Looking to blow off steam after a bad day at the office, Myla Ramos (B.A., ’94), then a recruiter for a temp agency, headed out for drinks with two coworkers one evening in 2004. Paychecks for about 50 temps were late just days before Christmas, so the threesome had busted out their personal checkbooks and issued small loans to tide everyone over during the holidays. The women ordered up a round, and that’s when their entrepreneurial wheels started turning.
“We were just kind of talking, and we thought, ‘This isn’t working out. Why don’t we try to do it on our own?’” recalls Ramos.
“So we quit our jobs and rented an office in downtown Sacramento, 120 square feet with a $19.99 folding table from Walgreen’s. We’d open the phone book, and [say], ‘Hello, Mr. Client, would you like a temp?’ Every single day, we made a commitment: We are not going home until each of us makes 300 calls.” Today, SearchPros Solutions, founded 11 years ago by Ramos with partners Heather Kocina and Rayna Pearson, is one of the fastest-growing staffing and workforce management agencies nationwide and winner of the U.S. Chamber of Commerce 2016 Dream Big Small Business of the Year Award.
With Ramos at the helm as CEO and president, SearchPros represents 1,800 contract workers in 40 states and nine countries. The company’s contractors are IT analysts, front-office receptionists, call center representatives, space shuttle engineers and most every- thing in between. The federal government and the Army and Air Force are big clients; so are aerospace heavyweights like Boeing and Lockheed Martin.
In 2015, SearchPros notched its best year to date, chalking up $32 million in revenue, double that of the previous year. The company headquarters is a 5,400-square-foot, corporate-owned office in leafy Citrus Heights — a far cry from the cubbyhole where the company got started.
“Isn’t it crazy? Coming from where I come from, someone who could barely speak English and had no financial support [for college]? It just shows you what dedication and perseverance can do,” says Ramos, who came to the United States from the Philippines with her family at age 7 and paid her own way through SF State working an overnight shift at a hotel.
A little serendipity, courtesy of the University, also helped. Ramos was flipping through an SF State bulletin when she stumbled across a degree program called industrial/organizational psychology, or IOP. It sounded perfect for someone who, like her, was looking for a major that would bridge the fields of psychology and business in an interesting way.
“IOP is really just applying the science of psychology to the work- place,” explains Chris Wright, professor of psychology and director of SF State’s IOP concentration. “It doesn’t just help organizations on the staffing and recruitment end, but with performance management, employee engagement, and leadership and organizational development — everything from what is traditionally thought of as human resources to more management-consulting areas.”

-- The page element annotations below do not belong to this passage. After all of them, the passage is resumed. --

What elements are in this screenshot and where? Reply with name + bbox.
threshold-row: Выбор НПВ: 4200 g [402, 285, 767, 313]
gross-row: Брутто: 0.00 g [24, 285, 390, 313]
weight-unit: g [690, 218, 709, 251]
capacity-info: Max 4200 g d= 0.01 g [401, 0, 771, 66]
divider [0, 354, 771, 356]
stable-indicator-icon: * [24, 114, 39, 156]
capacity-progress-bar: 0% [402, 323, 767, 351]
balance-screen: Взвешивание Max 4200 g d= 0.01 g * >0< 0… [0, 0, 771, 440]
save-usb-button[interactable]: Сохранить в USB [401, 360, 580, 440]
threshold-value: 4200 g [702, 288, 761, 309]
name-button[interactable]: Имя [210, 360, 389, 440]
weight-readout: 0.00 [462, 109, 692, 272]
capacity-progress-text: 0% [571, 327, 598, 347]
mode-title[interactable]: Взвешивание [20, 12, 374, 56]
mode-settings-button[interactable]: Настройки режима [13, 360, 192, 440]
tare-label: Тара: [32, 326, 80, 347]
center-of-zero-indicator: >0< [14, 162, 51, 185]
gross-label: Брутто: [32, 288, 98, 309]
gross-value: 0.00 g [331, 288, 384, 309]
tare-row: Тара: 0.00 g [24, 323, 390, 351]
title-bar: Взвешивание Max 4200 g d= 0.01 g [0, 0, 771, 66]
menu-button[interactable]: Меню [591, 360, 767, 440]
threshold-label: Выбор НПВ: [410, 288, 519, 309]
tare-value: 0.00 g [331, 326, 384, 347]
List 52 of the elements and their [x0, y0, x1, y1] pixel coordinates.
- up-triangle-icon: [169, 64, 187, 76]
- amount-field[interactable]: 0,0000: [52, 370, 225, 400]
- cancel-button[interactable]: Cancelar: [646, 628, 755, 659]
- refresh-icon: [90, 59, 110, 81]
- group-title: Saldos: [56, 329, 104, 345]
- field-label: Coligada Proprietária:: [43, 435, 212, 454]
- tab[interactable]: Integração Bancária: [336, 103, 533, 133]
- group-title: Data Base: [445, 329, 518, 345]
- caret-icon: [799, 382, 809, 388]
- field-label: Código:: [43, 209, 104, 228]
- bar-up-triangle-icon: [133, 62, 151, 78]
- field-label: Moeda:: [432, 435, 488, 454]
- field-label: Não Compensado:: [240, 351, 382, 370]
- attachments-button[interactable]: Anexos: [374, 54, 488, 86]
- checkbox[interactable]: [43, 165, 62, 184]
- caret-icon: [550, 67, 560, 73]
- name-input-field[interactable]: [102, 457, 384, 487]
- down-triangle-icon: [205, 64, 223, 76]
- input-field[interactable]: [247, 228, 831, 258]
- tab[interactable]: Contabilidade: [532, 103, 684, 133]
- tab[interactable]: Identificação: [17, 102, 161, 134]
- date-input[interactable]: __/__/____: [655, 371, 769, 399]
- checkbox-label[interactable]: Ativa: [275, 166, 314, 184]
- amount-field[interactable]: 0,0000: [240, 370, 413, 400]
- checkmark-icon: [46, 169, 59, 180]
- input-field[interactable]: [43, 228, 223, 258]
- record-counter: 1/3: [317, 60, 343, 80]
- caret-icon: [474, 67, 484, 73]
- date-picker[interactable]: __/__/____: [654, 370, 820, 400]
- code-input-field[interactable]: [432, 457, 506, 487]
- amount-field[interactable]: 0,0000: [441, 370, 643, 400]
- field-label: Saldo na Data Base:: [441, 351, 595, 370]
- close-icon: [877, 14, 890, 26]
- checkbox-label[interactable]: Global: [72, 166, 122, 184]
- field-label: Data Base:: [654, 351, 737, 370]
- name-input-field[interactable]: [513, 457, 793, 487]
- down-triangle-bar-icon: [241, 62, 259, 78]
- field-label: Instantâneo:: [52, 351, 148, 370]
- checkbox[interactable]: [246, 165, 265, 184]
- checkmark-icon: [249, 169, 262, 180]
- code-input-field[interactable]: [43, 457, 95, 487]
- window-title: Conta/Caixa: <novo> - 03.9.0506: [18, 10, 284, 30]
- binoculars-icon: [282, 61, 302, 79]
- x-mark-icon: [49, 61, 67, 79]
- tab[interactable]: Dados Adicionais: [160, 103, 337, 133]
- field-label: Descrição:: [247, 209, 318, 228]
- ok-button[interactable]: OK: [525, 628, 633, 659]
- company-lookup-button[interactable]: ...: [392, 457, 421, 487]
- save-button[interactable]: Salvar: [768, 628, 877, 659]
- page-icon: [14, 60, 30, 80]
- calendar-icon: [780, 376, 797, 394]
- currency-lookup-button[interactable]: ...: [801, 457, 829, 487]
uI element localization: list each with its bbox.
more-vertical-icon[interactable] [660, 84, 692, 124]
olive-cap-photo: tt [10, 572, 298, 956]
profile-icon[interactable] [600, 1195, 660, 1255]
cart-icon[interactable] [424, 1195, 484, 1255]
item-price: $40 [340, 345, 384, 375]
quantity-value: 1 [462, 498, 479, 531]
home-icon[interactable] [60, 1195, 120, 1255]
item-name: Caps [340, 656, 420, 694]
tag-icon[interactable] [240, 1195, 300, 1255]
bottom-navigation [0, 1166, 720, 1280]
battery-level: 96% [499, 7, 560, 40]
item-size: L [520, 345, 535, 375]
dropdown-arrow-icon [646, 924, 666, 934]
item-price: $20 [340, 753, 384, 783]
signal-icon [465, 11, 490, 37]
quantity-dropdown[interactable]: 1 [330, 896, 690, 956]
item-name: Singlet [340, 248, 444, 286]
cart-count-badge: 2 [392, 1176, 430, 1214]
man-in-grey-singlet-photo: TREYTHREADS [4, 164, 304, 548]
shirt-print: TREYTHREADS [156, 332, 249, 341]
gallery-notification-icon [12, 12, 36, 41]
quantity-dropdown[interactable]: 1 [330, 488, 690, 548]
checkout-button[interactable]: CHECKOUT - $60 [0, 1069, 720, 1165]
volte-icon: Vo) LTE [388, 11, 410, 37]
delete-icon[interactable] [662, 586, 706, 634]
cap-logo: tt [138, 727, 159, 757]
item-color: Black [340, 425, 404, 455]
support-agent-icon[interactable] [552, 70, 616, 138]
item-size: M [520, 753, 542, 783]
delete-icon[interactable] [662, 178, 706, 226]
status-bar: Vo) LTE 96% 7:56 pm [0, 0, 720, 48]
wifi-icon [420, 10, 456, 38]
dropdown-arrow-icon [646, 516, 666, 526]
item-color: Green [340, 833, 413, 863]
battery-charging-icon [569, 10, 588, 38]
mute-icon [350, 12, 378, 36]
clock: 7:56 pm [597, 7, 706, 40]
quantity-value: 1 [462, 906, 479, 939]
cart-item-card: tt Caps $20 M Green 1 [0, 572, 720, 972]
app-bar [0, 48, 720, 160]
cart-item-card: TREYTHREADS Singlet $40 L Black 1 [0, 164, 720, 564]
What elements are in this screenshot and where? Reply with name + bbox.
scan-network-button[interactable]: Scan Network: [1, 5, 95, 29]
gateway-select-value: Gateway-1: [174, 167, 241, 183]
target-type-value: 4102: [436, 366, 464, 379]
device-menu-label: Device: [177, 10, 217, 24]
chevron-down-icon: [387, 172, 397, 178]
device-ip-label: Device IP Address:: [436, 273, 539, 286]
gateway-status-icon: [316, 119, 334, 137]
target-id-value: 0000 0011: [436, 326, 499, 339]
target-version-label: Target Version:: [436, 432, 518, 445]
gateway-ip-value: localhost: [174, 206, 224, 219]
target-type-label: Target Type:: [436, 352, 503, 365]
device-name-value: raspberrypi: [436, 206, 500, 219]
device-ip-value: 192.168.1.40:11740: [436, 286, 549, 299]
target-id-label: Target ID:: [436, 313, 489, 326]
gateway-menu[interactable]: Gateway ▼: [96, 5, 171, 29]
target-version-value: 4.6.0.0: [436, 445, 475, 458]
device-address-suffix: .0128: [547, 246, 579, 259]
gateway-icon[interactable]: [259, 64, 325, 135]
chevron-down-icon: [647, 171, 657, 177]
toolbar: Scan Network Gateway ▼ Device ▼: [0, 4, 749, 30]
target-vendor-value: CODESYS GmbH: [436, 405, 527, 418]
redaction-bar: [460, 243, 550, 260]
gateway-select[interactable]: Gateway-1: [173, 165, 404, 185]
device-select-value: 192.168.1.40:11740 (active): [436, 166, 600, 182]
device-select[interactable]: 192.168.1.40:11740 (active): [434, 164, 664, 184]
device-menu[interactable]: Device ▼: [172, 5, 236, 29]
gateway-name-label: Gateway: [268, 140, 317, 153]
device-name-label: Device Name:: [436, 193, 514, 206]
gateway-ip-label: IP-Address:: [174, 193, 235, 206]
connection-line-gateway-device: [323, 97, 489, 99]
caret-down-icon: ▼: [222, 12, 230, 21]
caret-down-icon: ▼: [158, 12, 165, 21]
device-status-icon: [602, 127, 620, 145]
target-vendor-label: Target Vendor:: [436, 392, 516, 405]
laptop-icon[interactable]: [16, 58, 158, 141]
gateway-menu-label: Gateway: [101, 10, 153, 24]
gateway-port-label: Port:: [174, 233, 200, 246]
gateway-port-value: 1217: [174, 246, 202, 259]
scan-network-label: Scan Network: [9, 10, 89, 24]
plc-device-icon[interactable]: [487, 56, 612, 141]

Ramos says she applies the principles of IOP in her work daily. For example, SearchPros requires that applicants take personality tests such as the well-known Myers-Briggs Type Indicator. Such tests help the company make the best possible match between employer and contractor.
“A happy place of employment, an effective place of employment, is only 20 percent technical ability. Eighty percent is personality, how well people match,” Ramos says. “That’s our extra secret sauce.”